Exhibition of 19th-Century British Photographs from the National Gallery of Canada







[William Henry Fox Talbot, The Haystack, April 1844. Salted paper print, 19 x 22.9 cm; image: 16.4 x 21 cm. National Gallery of Canada, Ottawa]

[Henry White, The Garden Chair, 11 September 1854. Albumen silver print, 17.8 x 14 cm. National Gallery of Canada, Ottawa]


OTTAWA.- Photography was born in 1839, making the 19th century the first to be recorded in this medium. Since then, photography has evolved dramatically from the original chemical processes to today’s digital technology. But its transformation during its first decades was an equally important transition. Until April 17, the National Gallery of Canada (NGC) presents 19th-Century British Photographs from the NGC, a fascinating exhibition of some of the national collection’s key holdings, including some that have rarely been shown.
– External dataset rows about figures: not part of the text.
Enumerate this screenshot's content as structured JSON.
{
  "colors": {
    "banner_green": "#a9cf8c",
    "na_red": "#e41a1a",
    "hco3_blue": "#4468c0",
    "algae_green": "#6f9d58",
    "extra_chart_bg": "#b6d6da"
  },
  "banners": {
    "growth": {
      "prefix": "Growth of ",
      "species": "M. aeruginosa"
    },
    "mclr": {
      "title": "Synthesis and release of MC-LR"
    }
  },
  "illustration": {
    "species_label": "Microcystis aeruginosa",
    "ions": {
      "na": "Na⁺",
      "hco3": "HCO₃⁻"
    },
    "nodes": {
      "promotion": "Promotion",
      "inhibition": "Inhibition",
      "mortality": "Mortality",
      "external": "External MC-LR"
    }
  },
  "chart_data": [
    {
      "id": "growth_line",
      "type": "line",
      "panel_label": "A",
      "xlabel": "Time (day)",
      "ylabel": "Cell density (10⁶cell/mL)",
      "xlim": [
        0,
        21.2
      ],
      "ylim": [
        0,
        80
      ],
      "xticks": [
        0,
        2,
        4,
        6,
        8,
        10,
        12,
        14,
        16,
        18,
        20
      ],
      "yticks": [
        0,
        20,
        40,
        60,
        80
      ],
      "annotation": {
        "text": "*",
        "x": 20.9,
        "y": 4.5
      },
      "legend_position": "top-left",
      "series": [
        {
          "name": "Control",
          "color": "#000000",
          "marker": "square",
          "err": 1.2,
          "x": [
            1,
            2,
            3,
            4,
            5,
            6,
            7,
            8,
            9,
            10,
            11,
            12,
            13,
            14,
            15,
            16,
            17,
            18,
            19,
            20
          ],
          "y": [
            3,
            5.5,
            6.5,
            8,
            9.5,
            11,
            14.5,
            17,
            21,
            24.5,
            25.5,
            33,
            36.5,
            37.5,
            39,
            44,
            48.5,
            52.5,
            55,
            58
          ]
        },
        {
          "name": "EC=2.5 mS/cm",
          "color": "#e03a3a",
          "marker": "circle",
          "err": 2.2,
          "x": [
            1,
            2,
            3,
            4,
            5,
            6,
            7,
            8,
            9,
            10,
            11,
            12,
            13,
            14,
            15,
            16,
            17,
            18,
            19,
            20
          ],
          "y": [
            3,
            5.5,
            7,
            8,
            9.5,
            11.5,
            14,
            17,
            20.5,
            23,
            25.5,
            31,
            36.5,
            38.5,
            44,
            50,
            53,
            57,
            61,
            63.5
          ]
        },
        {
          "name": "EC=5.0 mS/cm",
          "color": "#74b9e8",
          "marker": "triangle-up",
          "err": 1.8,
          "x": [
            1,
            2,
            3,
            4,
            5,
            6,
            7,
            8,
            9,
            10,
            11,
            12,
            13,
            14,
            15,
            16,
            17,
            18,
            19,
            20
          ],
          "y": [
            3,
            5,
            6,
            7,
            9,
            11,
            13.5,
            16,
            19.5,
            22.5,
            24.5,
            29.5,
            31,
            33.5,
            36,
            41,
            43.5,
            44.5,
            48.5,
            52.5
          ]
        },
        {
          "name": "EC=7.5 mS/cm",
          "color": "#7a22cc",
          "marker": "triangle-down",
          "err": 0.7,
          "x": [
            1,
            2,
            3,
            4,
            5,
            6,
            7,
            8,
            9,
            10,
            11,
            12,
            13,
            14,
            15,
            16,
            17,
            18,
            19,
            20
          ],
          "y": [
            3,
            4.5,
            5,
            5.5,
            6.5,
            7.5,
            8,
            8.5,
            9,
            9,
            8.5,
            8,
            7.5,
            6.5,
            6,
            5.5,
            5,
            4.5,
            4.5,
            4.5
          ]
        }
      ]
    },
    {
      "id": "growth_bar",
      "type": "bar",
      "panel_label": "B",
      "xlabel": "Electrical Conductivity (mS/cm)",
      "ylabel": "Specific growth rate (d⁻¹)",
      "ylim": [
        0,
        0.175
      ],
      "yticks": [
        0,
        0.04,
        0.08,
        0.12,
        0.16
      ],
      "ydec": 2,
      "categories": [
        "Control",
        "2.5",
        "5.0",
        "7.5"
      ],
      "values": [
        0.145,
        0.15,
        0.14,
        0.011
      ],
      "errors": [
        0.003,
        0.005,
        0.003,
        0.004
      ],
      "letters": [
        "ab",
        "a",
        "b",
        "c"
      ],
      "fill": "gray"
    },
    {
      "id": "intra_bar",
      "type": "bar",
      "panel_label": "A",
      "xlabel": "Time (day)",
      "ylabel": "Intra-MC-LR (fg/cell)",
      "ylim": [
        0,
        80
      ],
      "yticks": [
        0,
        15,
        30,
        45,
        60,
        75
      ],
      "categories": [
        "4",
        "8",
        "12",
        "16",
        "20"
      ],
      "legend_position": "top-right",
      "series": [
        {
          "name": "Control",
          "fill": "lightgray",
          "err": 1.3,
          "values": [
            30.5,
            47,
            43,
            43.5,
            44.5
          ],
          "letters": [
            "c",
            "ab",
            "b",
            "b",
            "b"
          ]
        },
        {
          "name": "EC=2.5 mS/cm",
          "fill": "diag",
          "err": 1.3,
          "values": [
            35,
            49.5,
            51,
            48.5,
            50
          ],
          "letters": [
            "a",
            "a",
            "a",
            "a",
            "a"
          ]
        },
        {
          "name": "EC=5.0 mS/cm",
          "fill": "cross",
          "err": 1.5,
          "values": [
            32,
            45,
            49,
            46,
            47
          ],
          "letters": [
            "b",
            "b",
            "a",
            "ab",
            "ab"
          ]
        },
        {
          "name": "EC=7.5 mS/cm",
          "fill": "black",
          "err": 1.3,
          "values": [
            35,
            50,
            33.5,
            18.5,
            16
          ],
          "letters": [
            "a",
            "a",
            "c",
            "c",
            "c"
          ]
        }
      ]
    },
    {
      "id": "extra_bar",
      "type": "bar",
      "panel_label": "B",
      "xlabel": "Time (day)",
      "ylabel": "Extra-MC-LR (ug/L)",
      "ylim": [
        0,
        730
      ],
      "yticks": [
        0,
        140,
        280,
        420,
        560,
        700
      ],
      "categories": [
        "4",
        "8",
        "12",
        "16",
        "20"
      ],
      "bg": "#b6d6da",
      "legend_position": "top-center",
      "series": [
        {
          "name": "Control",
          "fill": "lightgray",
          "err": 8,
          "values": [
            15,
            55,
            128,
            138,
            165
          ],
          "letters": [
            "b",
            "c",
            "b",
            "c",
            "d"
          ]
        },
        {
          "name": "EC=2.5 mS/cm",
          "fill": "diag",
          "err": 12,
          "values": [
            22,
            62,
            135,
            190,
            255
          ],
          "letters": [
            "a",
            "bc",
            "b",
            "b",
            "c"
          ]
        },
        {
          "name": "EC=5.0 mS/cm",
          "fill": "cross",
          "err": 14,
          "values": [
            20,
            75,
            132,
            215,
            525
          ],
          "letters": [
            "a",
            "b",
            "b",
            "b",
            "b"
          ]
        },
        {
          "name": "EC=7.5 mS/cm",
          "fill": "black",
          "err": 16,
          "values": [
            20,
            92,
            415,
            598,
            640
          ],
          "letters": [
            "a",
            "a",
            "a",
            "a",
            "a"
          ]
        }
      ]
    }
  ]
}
The exhibition traces the development of photography in Britain over the course of the Victorian era, from early, salted paper prints, to daguerreotypes, to magnificent turn-of-the-century platinum prints.

From the portraits of family and friends, small, familiar and domestic scenes, to grand and exotic scenes, the photographs in 19th-Century British Photographs from the National Gallery of Canada present a great range of subjects. Viewers will see images of a rapidly changing society: old courtyards and buildings, urban landscapes and village scenes that record daily life in Victoria’s Britain. In all, more than 100 photographs, many taken by the most celebrated photographers of the time, such as William Henry Fox Talbot, Julia Margaret Cameron, and Frederick Evans, chosen among more than 2,000 images in the NGC’s 19th-century British photographs collection. This is an outstanding collection, which began to take shape in 1967, and which comprises some of the most important 19th-century British photographs in existence.
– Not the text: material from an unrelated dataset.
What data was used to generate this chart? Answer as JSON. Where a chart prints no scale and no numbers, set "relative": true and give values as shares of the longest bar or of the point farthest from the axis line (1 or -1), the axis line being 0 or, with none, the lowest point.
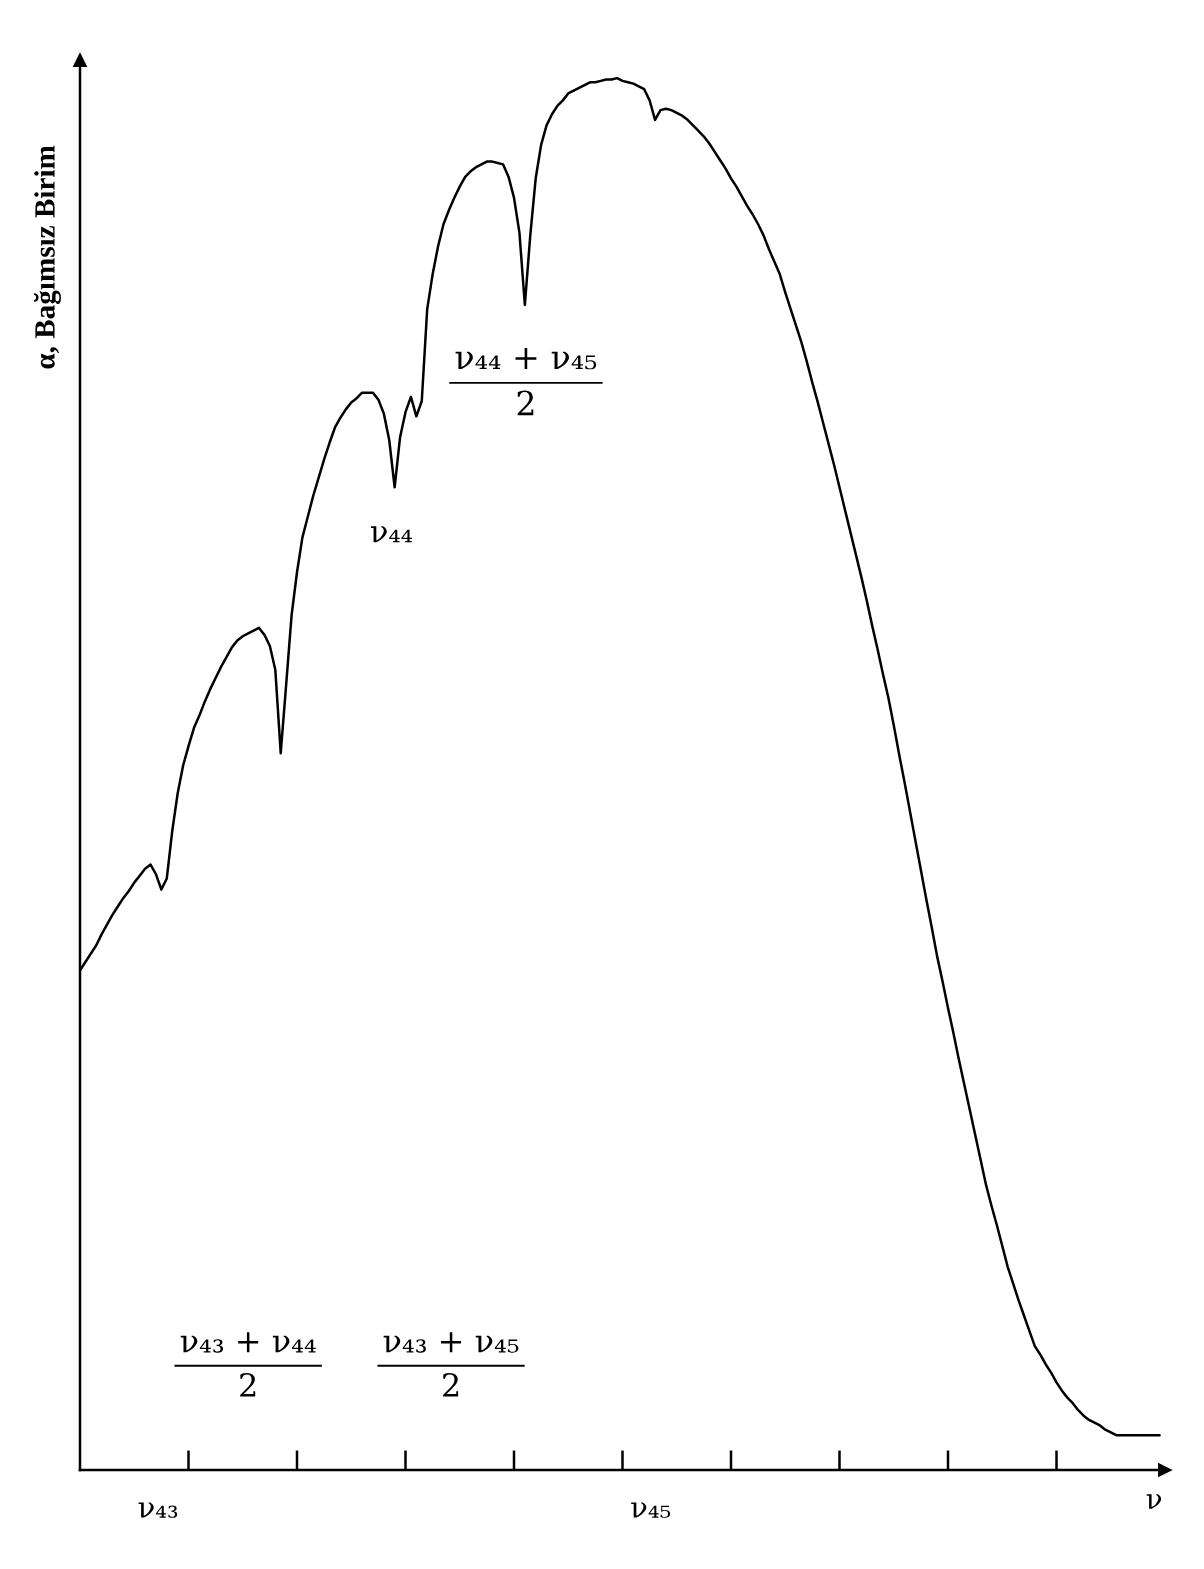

“The Gallery has a superb collection of British photographs,’’ said NGC Director Marc Mayer. “We owe its success in no small part to the passion and generosity of our donors who helped us build it for Canada.’’

Who were the British photographers of the 19th-century…
What began as a series of experiments conducted by men of science quickly turned into a leisure activity for wealthy upper-class men and women. Rapid changes in photographic technology coupled with an insatiable public desire for images meant that not long after its invention photography, as a source of employment or pleasure was available to the middle and, in some cases, even the working classes. Census records show that several of the photographers whose work is now part of the NGC’s collection began their professional lives as opticians, lens makers, chemists, or merchants.
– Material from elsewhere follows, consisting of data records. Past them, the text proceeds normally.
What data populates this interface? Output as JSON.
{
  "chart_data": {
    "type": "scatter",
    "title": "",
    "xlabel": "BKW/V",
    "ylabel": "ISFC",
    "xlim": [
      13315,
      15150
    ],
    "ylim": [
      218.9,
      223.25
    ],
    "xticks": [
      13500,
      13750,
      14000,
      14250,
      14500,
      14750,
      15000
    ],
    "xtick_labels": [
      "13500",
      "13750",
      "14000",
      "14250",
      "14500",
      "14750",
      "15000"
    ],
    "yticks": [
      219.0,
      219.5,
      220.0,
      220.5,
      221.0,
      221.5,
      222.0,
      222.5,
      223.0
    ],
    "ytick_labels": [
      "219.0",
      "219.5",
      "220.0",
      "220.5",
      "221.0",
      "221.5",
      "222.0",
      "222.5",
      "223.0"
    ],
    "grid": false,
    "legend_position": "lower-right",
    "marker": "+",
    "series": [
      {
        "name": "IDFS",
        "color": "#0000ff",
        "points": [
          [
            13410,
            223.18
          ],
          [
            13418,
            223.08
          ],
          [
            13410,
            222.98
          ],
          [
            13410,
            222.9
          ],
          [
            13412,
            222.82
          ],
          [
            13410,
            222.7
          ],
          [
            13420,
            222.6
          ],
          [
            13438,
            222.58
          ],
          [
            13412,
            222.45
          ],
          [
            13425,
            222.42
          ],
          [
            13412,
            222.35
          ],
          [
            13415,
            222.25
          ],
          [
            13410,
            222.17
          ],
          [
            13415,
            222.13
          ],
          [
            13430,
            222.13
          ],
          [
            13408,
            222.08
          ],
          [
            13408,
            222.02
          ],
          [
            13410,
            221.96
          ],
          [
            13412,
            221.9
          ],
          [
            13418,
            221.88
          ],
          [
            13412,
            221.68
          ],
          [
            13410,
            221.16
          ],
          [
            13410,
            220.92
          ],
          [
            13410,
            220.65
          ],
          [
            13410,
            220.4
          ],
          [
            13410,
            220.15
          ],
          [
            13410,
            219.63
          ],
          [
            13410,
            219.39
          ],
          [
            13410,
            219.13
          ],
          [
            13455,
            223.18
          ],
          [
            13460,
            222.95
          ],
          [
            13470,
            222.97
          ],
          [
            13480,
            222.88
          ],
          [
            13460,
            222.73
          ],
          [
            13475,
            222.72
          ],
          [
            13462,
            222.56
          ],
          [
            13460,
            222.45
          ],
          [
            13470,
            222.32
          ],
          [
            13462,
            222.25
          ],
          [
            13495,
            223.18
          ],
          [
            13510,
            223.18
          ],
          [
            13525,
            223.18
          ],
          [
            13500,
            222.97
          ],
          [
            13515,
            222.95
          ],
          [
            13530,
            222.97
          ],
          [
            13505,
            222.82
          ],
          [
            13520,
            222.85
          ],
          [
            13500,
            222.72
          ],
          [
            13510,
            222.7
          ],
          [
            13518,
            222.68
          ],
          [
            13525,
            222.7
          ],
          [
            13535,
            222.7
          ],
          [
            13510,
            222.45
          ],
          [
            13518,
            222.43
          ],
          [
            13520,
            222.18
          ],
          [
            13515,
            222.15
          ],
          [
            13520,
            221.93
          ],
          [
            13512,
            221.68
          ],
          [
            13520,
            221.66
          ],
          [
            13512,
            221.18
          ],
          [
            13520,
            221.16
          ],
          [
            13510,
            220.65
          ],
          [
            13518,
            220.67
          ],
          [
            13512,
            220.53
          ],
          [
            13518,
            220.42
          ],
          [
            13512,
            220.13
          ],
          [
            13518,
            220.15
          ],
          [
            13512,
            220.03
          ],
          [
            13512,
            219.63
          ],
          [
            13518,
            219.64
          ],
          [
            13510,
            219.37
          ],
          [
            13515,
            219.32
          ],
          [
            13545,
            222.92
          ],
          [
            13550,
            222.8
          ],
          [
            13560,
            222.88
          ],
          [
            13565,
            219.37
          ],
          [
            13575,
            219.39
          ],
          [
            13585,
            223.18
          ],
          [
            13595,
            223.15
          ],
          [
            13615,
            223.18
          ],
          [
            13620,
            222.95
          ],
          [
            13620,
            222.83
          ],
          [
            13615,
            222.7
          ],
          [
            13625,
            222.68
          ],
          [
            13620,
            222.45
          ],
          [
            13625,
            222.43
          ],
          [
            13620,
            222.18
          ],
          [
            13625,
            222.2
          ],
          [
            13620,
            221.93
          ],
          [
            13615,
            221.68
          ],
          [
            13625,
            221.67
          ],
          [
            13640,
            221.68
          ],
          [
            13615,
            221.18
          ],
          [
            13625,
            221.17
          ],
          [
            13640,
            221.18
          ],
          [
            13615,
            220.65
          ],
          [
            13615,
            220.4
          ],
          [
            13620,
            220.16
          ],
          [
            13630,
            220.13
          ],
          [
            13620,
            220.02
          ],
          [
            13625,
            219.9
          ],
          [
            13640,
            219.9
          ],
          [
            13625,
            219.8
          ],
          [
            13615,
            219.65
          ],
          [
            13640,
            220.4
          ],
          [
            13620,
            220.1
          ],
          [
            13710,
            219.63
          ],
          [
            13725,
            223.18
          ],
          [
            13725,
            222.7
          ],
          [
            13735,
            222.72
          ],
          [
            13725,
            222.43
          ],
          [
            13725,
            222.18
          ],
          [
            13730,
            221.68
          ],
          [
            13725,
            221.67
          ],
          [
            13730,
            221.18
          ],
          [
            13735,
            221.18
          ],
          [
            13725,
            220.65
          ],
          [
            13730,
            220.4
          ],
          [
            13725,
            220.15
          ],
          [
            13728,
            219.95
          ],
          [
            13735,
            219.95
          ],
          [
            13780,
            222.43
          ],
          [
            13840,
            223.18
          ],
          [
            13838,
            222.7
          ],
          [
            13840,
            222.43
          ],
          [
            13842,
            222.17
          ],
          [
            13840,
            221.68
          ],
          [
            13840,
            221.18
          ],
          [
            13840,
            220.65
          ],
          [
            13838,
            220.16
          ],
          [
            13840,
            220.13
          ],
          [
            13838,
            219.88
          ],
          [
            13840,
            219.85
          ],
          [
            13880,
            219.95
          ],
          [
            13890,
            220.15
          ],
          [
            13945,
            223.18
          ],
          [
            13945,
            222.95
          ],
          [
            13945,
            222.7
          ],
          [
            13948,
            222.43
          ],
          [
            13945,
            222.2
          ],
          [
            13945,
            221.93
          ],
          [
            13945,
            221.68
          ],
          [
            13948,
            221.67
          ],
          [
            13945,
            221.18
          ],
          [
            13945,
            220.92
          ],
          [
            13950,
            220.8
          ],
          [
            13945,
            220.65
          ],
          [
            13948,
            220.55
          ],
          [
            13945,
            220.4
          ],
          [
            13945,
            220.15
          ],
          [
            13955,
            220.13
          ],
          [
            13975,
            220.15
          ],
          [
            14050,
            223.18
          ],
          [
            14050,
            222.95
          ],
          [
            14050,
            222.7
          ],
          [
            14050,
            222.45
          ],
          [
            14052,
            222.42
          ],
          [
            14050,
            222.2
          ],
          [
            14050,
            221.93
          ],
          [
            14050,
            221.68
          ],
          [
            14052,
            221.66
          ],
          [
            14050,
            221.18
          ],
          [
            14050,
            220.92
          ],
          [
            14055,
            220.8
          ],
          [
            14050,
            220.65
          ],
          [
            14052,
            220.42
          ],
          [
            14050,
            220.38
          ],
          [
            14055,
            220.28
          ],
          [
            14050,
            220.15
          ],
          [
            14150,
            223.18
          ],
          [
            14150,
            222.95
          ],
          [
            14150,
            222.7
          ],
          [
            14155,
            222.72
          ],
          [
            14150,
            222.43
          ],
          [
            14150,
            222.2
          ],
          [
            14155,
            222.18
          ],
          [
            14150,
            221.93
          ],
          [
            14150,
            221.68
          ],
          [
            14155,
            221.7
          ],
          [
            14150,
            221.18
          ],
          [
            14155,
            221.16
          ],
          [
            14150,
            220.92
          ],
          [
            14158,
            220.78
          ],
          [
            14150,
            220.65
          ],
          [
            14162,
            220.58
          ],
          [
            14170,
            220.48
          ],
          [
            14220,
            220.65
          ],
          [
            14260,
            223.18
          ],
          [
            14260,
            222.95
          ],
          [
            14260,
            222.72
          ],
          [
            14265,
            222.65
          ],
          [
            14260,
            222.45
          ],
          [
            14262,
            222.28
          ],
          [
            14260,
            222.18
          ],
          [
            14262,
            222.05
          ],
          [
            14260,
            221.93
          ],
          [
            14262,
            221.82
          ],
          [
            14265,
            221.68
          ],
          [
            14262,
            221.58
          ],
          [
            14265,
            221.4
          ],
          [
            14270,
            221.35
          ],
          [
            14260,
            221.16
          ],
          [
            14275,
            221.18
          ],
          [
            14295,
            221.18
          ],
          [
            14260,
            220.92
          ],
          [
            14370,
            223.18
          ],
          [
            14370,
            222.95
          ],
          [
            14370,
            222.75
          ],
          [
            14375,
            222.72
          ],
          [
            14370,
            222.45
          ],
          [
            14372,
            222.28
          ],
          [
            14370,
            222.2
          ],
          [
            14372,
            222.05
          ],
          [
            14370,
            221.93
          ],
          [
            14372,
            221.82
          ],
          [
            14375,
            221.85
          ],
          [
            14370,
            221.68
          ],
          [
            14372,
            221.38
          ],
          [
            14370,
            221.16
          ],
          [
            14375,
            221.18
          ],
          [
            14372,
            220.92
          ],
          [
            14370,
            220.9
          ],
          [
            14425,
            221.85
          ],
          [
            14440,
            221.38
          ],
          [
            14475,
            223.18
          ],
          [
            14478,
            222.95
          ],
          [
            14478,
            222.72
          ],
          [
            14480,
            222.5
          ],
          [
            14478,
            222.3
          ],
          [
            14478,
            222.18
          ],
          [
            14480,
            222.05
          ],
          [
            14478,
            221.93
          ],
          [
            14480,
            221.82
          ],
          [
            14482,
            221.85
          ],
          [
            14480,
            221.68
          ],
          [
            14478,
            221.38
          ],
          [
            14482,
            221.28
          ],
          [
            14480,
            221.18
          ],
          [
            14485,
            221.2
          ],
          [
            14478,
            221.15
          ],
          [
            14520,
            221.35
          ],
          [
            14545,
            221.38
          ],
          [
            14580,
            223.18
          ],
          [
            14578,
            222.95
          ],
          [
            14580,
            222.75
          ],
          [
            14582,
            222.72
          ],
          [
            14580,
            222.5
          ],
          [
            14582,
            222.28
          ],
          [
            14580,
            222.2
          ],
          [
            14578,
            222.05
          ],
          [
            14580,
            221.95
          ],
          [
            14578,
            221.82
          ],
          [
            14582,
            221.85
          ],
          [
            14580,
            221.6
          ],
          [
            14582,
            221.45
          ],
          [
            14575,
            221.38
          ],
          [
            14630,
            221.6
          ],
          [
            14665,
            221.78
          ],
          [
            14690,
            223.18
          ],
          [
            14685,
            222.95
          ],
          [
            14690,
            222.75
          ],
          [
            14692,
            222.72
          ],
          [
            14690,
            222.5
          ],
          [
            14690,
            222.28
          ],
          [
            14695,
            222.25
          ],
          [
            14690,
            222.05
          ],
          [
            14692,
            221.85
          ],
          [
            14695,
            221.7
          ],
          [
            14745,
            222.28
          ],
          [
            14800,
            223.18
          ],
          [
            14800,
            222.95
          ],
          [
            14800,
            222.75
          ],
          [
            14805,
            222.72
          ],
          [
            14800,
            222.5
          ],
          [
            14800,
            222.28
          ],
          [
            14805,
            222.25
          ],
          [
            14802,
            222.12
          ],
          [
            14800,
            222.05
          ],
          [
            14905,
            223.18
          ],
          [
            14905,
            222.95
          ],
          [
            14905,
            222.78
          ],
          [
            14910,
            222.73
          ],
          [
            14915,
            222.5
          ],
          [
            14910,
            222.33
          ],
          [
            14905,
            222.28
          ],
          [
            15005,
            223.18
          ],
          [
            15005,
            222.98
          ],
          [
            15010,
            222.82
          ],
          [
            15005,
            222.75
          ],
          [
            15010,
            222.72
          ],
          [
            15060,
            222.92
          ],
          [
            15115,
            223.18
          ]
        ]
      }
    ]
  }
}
…and what were their interests?
19th-Century British Photographs from the National Gallery of Canada also reveals some of the major preoccupations of the period, subjects that were of interest to photographers of the Victorian era along with the tastes, biases and prejudices of their time and place. Contemporary issues such as the need for reshaping the urban environment, the plight of the poor, and debates about social reform along with an unquestioning optimism about Britain’s continuing imperial power are implicit in many of the photographic images from this era. The photographs are evidence of their makers' fascination with the natural world, their need to understand how things work and their drive to codify and to document.